Results-wise for Cardiff Blues it was largely a mixed bag, with a telling statistic after the second fixture with the Scarlets being that we had won five out of six fixtures outside the international window as opposed to one win in six games during the international window.

Of course there’s budgetary reasons behind that, in terms of developing squad strength in depth, but this is where the evolution starts for us in the season just gone as there were certainly areas where we could improve quality during these windows and we made a big leap towards doing that in October and November.

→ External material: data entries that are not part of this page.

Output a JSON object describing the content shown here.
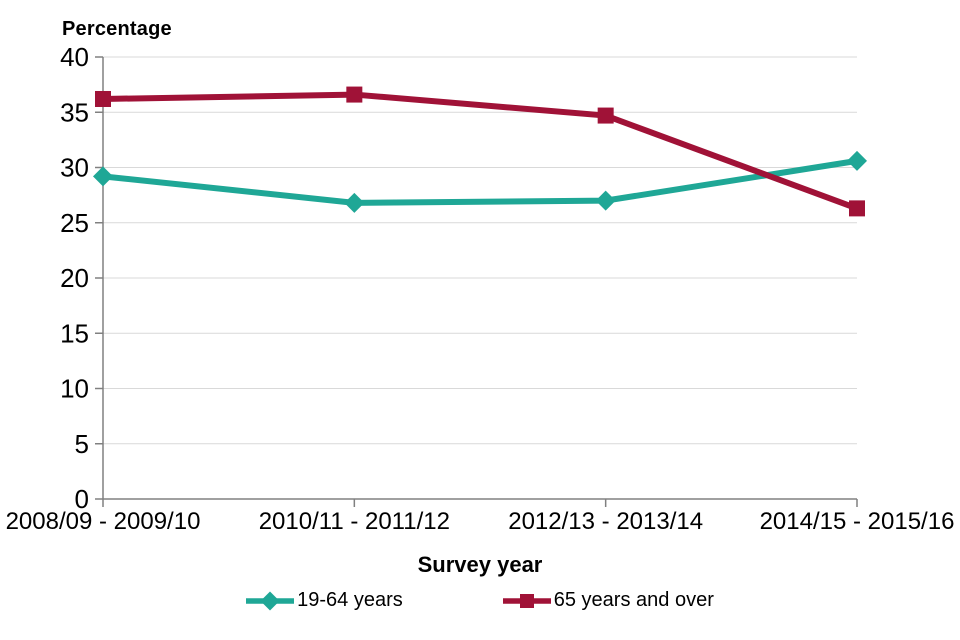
{
  "chart_data": {
    "type": "line",
    "categories": [
      "2008/09 - 2009/10",
      "2010/11 - 2011/12",
      "2012/13 - 2013/14",
      "2014/15 - 2015/16"
    ],
    "series": [
      {
        "name": "19-64 years",
        "values": [
          29.2,
          26.8,
          27.0,
          30.6
        ],
        "color": "#1FA796",
        "marker": "diamond"
      },
      {
        "name": "65 years and over",
        "values": [
          36.2,
          36.6,
          34.7,
          26.3
        ],
        "color": "#A01237",
        "marker": "square"
      }
    ],
    "ylabel": "Percentage",
    "xlabel": "Survey year",
    "ylim": [
      0,
      40
    ],
    "ytick_step": 5,
    "yticks": [
      0,
      5,
      10,
      15,
      20,
      25,
      30,
      35,
      40
    ],
    "grid": true,
    "grid_color": "#D9D9D9",
    "axis_color": "#808080",
    "text_color": "#000000",
    "legend_position": "bottom"
  }
}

From roughly the point of the loss away to Edinburgh onwards there was a noticeable shift in focus from squad members with a little more experience but perhaps a lower talent ceiling, towards players with a higher talent ceiling but on the younger or more inexperienced side.

Iestyn Harris, Theo Bevacqua, Teddy Williams, Gwilym Bradley, Jamie Hill and Luke Scully have all made their debuts during the 2020/21 campaign, while Keiron Assiratti, Ben Murphy, Alun Lawrence, Ben Thomas and Max Llewellyn have all seen their game time greatly improve as faith was put in the next generation rather than trying to wring as much as possible out of the existing senior squad.

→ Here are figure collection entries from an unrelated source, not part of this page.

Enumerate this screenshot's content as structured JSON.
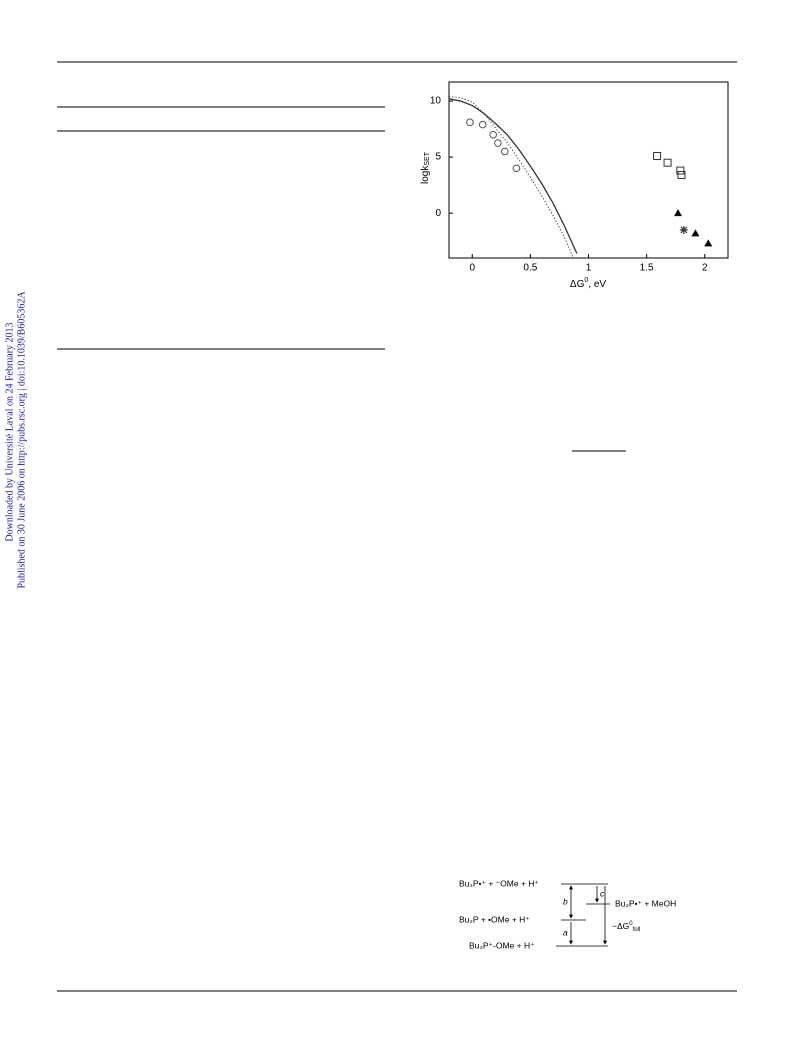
{
  "sidebar": {
    "downloaded": "Downloaded by Université Laval on 24 February 2013",
    "published": "Published on 30 June 2006 on http://pubs.rsc.org | doi:10.1039/B605362A"
  },
  "chart_data": {
    "type": "scatter",
    "ylabel": {
      "main": "logk",
      "sub": "SET"
    },
    "xlabel": {
      "main": "ΔG",
      "sup": "0",
      "rest": ", eV"
    },
    "xlim": [
      -0.2,
      2.2
    ],
    "ylim": [
      -4,
      11.7
    ],
    "xticks": [
      0,
      0.5,
      1,
      1.5,
      2
    ],
    "yticks": [
      0,
      5,
      10
    ],
    "series": [
      {
        "kind": "marker",
        "marker": "circle",
        "color": "#555555",
        "x": [
          -0.02,
          0.09,
          0.18,
          0.22,
          0.28,
          0.38
        ],
        "values": [
          8.1,
          7.9,
          7.0,
          6.25,
          5.5,
          4.0
        ]
      },
      {
        "kind": "marker",
        "marker": "square",
        "color": "#333333",
        "x": [
          1.59,
          1.68,
          1.79,
          1.8
        ],
        "values": [
          5.1,
          4.5,
          3.8,
          3.4
        ]
      },
      {
        "kind": "marker",
        "marker": "triangle",
        "color": "#000000",
        "x": [
          1.77,
          1.92,
          2.03
        ],
        "values": [
          0,
          -1.8,
          -2.7
        ]
      },
      {
        "kind": "marker",
        "marker": "star",
        "color": "#333333",
        "x": [
          1.82
        ],
        "values": [
          -1.5
        ]
      },
      {
        "kind": "line",
        "style": "solid",
        "color": "#333333",
        "x": [
          -0.2,
          -0.1,
          0,
          0.1,
          0.2,
          0.3,
          0.4,
          0.5,
          0.6,
          0.7,
          0.8,
          0.9
        ],
        "values": [
          10.2,
          10.0,
          9.6,
          8.9,
          8.0,
          7.0,
          5.7,
          4.2,
          2.6,
          0.8,
          -1.3,
          -3.6
        ]
      },
      {
        "kind": "line",
        "style": "dotted",
        "color": "#333333",
        "x": [
          -0.2,
          -0.1,
          0,
          0.1,
          0.2,
          0.3,
          0.4,
          0.5,
          0.6,
          0.7,
          0.8,
          0.87
        ],
        "values": [
          10.4,
          10.3,
          9.9,
          8.9,
          7.6,
          6.3,
          4.8,
          3.2,
          1.5,
          -0.3,
          -2.3,
          -4.0
        ]
      }
    ]
  },
  "scheme": {
    "top": "Bu₃P•⁺  +  ⁻OMe  +  H⁺",
    "middle": "Bu₃P   +  •OMe  +  H⁺",
    "bottom": "Bu₃P⁺-OMe   +   H⁺",
    "right": "Bu₃P•⁺  + MeOH",
    "a": "a",
    "b": "b",
    "c": "c",
    "dg": {
      "main": "−ΔG",
      "sup": "0",
      "sub": "foll"
    }
  }
}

There have been moments where that inexperience has shown through, which is to be expected, but that is something which can be learned from as they grow into senior players. Overall though the performances levels have not decreased and have largely increased as we’ve made that evolution in the squad profile.

That has gone hand-in-hand with the evolution in the coaching setup as John Mulvihill moved on after the New Year’s Day defeat the hands of Ospreys, with David Young returning as interim Director of Rugby.

Mulvihill may not have quite got the results he was after scoreboard-wise, but he certainly achieved the goal he was brought in for to bring through that next generation of stars at the Arms Park, and as we returned to our historic home in 2021 Young arrived to take us forward into a crucial final three months of the season.

The wins over the Scarlets showed off everything that is good about this Cardiff Blues squad when the majority of players are available, before the Connacht and Munster losses were big learning curves that were taken on board well by the young players under the guidance of Dai to ensure important bonus point victories over Benetton and Edinburgh.

What that fourth place finish means for next season remains to be seen, but Cardiff are now in a great position to kick on after 2020/21 with a younger age profile to the squad and an abundance of talent that will only get better over the next few years, sprinkled with excellent senior professionals and the international stars set to be available more in the league.

It’s the hope that kills you usually, but it feels like the rugby department at the Arms Park turned a major corner during the recent campaign, and as off-field elements of a training base and the club branding begin to fall into place, we might actually be ready to enjoy some on-field success once again. Come on Cardiff!